By C Y Gopinath

Last week, out of the blue, I was reminded that Jesus did not write the Lord’s Prayer in the way we said it at assembly; and that no one in Jesus’s times, including Jesus, spoke English Religious scholar Neil Douglas-Klotz’s translation of the Lord’s Prayer is hauntingly mystical. Illustration by C Y Gopinath using Midjourney

Father Roman Lewicki always taught us that the right questions mattered more than the right answers. We become better through our questions, he drilled into us. Nothing in life should be deemed unquestionable and beyond challenge. God bless Father Lewicki, I still say, long after I severed ties with the almighty.
Back then, at St Xavier’s High, the Jesuit school that really has been the most formative influence in my life, we didn’t quite know what to do with this gift of unfettered interrogation.
Can we question your religion? we asked the priest tentatively. People don’t like their faith questioned, as far as we knew.
But in Father Lewicki’s world, it was allowed. Nothing, we were told, was sacrosanct to the enquiring mind.
I rubbed my hands like a mud wrestler preparing to engage and asked him why Christianity felt the need for holy ghosts? Wasn’t it enough to say there is a loving god and leave it there? Why did they call wine the blood of Jesus when it was clearly brewed from grapes?
The Jesuit priests always considered each question seriously and answered carefully, using facts, logic, intelligence and kindness. We were allowed to disagree, argue back and defend our assertions. If occasionally we won, the padrés would graciously acknowledge defeat.
This brings me to the prayer all of us, irrespective of religion, were required to say during morning assembly: the Lord’s Prayer. Don’t misunderstand me, please. This was not an attempt to subvert or convert us: it was just a part of the Jesuit school’s Christian culture. I went to school in a different India, one where diverse religions co-existed in peace, without rancour or ill-will. No one, including parents, felt insulted.
As I entered my senior school years, the Lord’s Prayer bothered me more and more, and my conversations with Father Lewicki grew more numerous and lasted longer. The questions I asked him, relating to specific lines, were—Our Father, who art in heaven Why must God have a gender and why must it be male? Did God believe men were superior to women? Could we say Our Mother, who art in heaven?
Also, doesn’t this presume that heaven is a physical place and that God, like any mortal, needs a home? Isn’t god supposed to be everywhere?

Thy kingdom come
Thy will be done
Kingdoms belong to kings and represent property owned. Why bring kings into it when the religion itself was founded by the poorest of human beings, Jesus?
Also, if everything is God’s will, what about my will? Is everything pre-ordained? Do I have a say in my life?

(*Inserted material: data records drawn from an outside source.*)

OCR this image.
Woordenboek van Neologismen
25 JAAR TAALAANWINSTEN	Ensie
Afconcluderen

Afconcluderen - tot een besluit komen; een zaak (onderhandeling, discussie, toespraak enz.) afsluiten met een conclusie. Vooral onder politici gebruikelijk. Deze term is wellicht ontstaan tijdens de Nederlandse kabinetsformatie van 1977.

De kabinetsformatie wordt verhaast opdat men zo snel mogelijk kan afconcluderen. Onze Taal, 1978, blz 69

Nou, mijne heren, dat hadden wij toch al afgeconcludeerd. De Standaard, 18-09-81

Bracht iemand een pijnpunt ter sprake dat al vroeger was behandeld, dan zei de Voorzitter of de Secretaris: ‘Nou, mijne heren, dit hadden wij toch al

And forgive us our trespasses
Should it be so easy to get away with doing bad things?

And deliver us from evil.
Dividing everything into good and evil sounded a bit black-and-white simplistic to me.
Then school ended, we moved on, and I suppose Father Lewicki moved on too. I forgot about god, and god forgot about me.
Last week, out of the blue, I was reminded that Jesus did not write the Lord’s Prayer in the way we said it at school assembly; and that no one in Jesus’s times, including Jesus, spoke English. Our school prayer was a work of translation from Aramaic, an ancient language no one really understands much any more.
To complicate matters, the original Aramaic text was not available. Everything you read as Christ’s words in the New Testament was translated into Greek from Aramaic by second or third-generation Christians. The English language prayer we were taught had passed through three languages. The translator or translators were unknown, and there was no original document to check against.
I stumbled upon the work of a religious scholar called Neil Douglas-Klotz. In 1994, working on a book called Prayers of the Cosmos, he translated the Lord’s Prayer back into Aramaic from Greek, and then translated it directly into English. The result is a hauntingly mystical and fulfilling prayer that I would teach to any child anywhere. The words in italics are Neil Douglas-Klotz’s translation.

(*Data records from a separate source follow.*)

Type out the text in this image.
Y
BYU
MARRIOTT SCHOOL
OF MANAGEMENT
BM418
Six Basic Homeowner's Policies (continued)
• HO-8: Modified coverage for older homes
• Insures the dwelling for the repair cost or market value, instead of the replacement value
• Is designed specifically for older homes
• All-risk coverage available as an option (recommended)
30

Our Father who art in heaven
O Birther! Father-Mother of the Cosmos, you create all that moves in light.

Hallowed be thy name
Focus your light within us—make it useful: as the rays of a beacon show the way.

Thy kingdom come
Unite our “I can” to yours, so that we walk as kings and queens with every creature.

Thy will be done on earth as it is in heaven
Create in me a divine cooperation—from many selves, one voice, one action.

Give us this day our daily bread
Grant what we need each day in bread and insight.

And forgive us our debts as we forgive our debtors
Forgive our hidden past, the secret shames, as we consistently forgive what others hide.

And lead us not into temptation but deliver us from evil
Deceived neither by the outer nor the inner—free us to walk your path with joy.